The world No.19 was in tears during the presentation ceremony, pulling her visor over her face as boos rained down from the parochial home crowd in New York.
“I know everyone was cheering for her and I am sorry it had to end like this,” Osaka said.
“It was always my dream to play Serena in the US Open final, so I am really glad I was able to do that. I am really grateful I could play with you. Thank you.”
Williams pleaded with a hostile crowd to cease booing.
“I don’t want to be rude but I don’t want to do questions. Naomi played well. This is her first grand slam,” Williams said.
“Let’s not boo anymore. Congratulations Naomi! No more booing! Thank you to my team. You guys are amazing.”
"You owe me an apology!"
Serena was fired up with the official in the final set of the US Open final. pic.twitter.com/r6RSbrirnV
— ESPN (@espn) September 8, 2018
Serena’s implosion in the second set came after the first game in which chair umpire Carlos Ramos handed Williams a code violation for “coaching” from her coach Patrick Mouratoglou.

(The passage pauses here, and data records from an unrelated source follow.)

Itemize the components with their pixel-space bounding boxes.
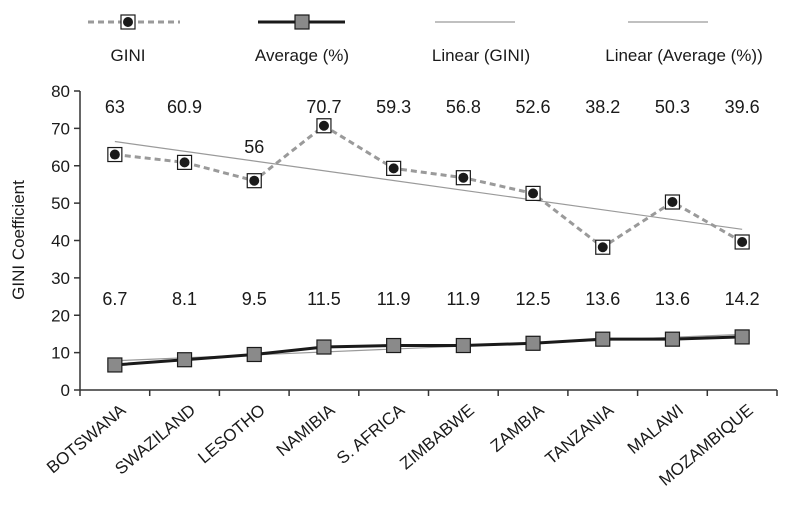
gini-data-label: 39.6	[725, 97, 760, 117]
gini-point	[388, 163, 399, 174]
average-data-label: 13.6	[655, 289, 690, 309]
average-data-label: 13.6	[585, 289, 620, 309]
gini-data-label: 52.6	[516, 97, 551, 117]
gini-data-label: 38.2	[585, 97, 620, 117]
gini-point	[458, 172, 469, 183]
average-data-label: 11.5	[307, 289, 341, 309]
y-tick-label: 80	[51, 82, 70, 101]
y-tick-label: 40	[51, 232, 70, 251]
gini-point	[597, 242, 608, 253]
legend: GINI Average (%) Linear (GINI) Linear (A…	[88, 14, 763, 65]
gini-data-label: 56.8	[446, 97, 481, 117]
gini-point	[318, 120, 329, 131]
average-point	[107, 357, 123, 373]
average-point	[246, 346, 262, 363]
average-data-label: 14.2	[725, 289, 760, 309]
legend-item-linear-average: Linear (Average (%))	[605, 21, 763, 65]
average-series-line	[114, 335, 743, 367]
legend-linear-average-label: Linear (Average (%))	[605, 46, 762, 65]
average-data-label: 11.9	[446, 289, 480, 309]
gini-point	[737, 236, 748, 247]
legend-item-linear-gini: Linear (GINI)	[432, 21, 530, 65]
average-point	[176, 352, 193, 368]
average-data-label: 12.5	[516, 289, 551, 309]
x-category-label: MALAWI	[624, 401, 687, 458]
plot-area: 01020304050607080BOTSWANASWAZILANDLESOTH…	[43, 82, 778, 490]
gini-point	[528, 188, 539, 199]
average-point	[455, 337, 471, 354]
average-point	[595, 331, 611, 347]
y-axis-title: GINI Coefficient	[9, 180, 28, 300]
average-point	[525, 335, 541, 351]
average-point	[734, 329, 750, 345]
x-category-label: ZIMBABWE	[396, 401, 478, 474]
legend-item-average: Average (%)	[255, 14, 349, 65]
gini-data-label: 59.3	[376, 97, 411, 117]
x-category-label: LESOTHO	[194, 401, 268, 468]
gini-data-label: 60.9	[167, 97, 202, 117]
average-data-label: 6.7	[102, 289, 127, 309]
gini-point	[109, 149, 120, 160]
y-tick-label: 10	[51, 344, 70, 363]
gini-data-label: 70.7	[306, 97, 341, 117]
legend-average-marker	[294, 14, 310, 30]
average-point	[386, 337, 402, 354]
gini-point	[667, 197, 678, 208]
legend-linear-gini-label: Linear (GINI)	[432, 46, 530, 65]
gini-point	[179, 157, 190, 168]
gini-data-label: 50.3	[655, 97, 690, 117]
x-category-label: TANZANIA	[542, 400, 618, 468]
trendline-gini	[114, 140, 743, 230]
average-data-label: 8.1	[172, 289, 197, 309]
gini-data-label: 63	[105, 97, 125, 117]
legend-item-gini: GINI	[88, 14, 180, 65]
gini-data-label: 56	[244, 137, 264, 157]
average-data-label: 9.5	[242, 289, 267, 309]
y-tick-label: 30	[51, 269, 70, 288]
gini-point	[249, 175, 260, 186]
y-tick-label: 60	[51, 157, 70, 176]
average-data-label: 11.9	[377, 289, 411, 309]
y-tick-label: 70	[51, 119, 70, 138]
average-point	[664, 331, 681, 347]
x-category-label: ZAMBIA	[487, 400, 548, 456]
legend-average-label: Average (%)	[255, 46, 349, 65]
y-tick-label: 50	[51, 194, 70, 213]
average-point	[316, 339, 332, 355]
y-tick-label: 20	[51, 306, 70, 325]
legend-gini-marker-dot	[123, 17, 133, 27]
x-category-label: NAMIBIA	[273, 400, 339, 460]
gini-series-line	[114, 123, 743, 250]
legend-gini-label: GINI	[111, 46, 146, 65]
y-tick-label: 0	[61, 381, 70, 400]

The first violation carries a warning, the second a point penalty, the third carries a game penalty.
Mouratoglou admitted to ESPN that he was coaching, but that every coach coaches their players during games, raising questions about the validity of the rule.
Questions were also raised as to whether Williams even saw the gesture made by her coach.
After destroying her racquet on the court after losing the fifth game of the second set, Williams received that second violation, and a point penalty at the start of the sixth game.
Williams vehemently refuted the coaching accusation in an angry exchange with umpire Ramos.
“I didn’t cheat. I didn’t get coaching,” Williams shouted at Ramos.
“You owe me an apology. I have never cheated in my life. I have a daughter and I stand for what’s right for her. I have never cheated.”
Osaka went on to hold that game to love and broke Williams in the following game to go 4-3 up in the second.
At the change of ends, Williams was penalised a third time for calling Ramos a “thief” for “stealing a point” from her, resulting in a game penalty to fall further behind at 3-5.
Williams then called for the tournament referee, remonstrating in tears, saying: “This is not fair. This has happened to me too many times.”
“There’s a lot of men who have said a lot of things and because they’re men, that doesn’t matter,”
“Because I’m a woman you’re going to take this away from me? That is not right.
“You know it, and I know you can’t admit it, but I know you know it’s not right”.
The decision to penalise Williams was condemned by former players.
Despite being put on the back foot, Williams harnessed that sense of injustice to serve out the following game to love, amid a chorus of boos from a hyped-up Arthur Ashe Stadium crowd.
However Osaka showed an extraordinary level of composure to put that to one side, stepping up to serve out the match.
Williams’ next opportunity to equal the record 24 major singles titles of Australia’s Margaret Court will likely come at the Australian Open.